En otras islas similares, las Cíes gallegas, no se dan las mismas condiciones. No están habitadas y sólo hay varios establecimientos. Allí se ha puesto un cupo con reserva previa de 1.000 visitantes diarios. Algo que los vecinos, hosteleros y comerciantes de Tabarca no están dispuestos a consentir después de haber perdido su principal actividad económica hace décadas, la pesca.

También plantea otras medidas de ocio desestacionalizado en las que ya se está trabajando. Pero sin que el resto de administraciones se integren el debate es difícil implementar ninguna solución.

La reserva

Por el momento, la Concejalía de Turismo de Alicante propone otras medidas paliativas de algunos problemas como impedir el acceso a isla con comida, envases y plásticos. Pero tiene que ser la Conselleria de Turismo la que imponga esas limitaciones.

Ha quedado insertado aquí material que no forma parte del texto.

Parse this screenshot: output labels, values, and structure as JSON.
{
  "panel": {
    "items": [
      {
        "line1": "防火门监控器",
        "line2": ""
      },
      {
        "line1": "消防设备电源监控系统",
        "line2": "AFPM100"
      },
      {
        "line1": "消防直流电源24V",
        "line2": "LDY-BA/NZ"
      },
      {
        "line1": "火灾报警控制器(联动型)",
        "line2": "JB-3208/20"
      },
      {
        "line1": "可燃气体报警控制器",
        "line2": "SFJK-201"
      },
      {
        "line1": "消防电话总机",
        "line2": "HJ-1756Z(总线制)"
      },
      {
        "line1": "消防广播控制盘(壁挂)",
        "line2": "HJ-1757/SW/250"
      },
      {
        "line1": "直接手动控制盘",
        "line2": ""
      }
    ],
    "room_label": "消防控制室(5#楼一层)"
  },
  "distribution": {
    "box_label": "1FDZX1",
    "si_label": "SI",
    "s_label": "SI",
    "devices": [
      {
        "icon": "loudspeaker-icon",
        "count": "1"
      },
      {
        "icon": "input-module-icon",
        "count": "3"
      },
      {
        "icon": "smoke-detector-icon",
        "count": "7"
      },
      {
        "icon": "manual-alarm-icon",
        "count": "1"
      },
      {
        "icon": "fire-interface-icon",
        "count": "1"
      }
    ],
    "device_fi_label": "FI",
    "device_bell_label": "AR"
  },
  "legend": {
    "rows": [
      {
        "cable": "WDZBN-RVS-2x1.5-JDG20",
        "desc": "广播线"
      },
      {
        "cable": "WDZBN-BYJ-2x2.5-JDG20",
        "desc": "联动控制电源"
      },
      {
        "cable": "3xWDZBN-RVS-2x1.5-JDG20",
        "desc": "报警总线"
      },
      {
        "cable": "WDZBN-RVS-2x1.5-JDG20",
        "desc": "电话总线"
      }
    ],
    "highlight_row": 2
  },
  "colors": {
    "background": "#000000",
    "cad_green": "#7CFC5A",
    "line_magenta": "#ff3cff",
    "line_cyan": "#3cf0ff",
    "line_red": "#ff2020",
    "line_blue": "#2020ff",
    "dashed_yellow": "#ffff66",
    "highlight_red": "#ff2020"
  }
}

Respecto a la reserva marítima, el gran patrimonio de la isla, el estudio afirma que "la calidad de las aguas en el entorno de la isla de Tabarca es óptima (...) El mayor riesgo se identifica en el emisario de la EDAR, pero hasta la fecha, se produce una rápida y eficaz dispersión y dilución del posible efluente vertido desde el emisario".

"Las sustancias prioritarias o incluso el análisis total realizado, no ha revelado cantidad significante alguna para cada uno de los contaminantes estudiados. Los efectos del cambio climático pueden afectar a la calidad de las aguas, se producirán de forma generalizada en el Mediterráneo, bien por incremento de temperaturas, anomalías térmicas, e incremento en la intensidad y frecuencia de los temporales. De forma indirecta, pueden favorecer la introducción de especies invasoras", añade el documento.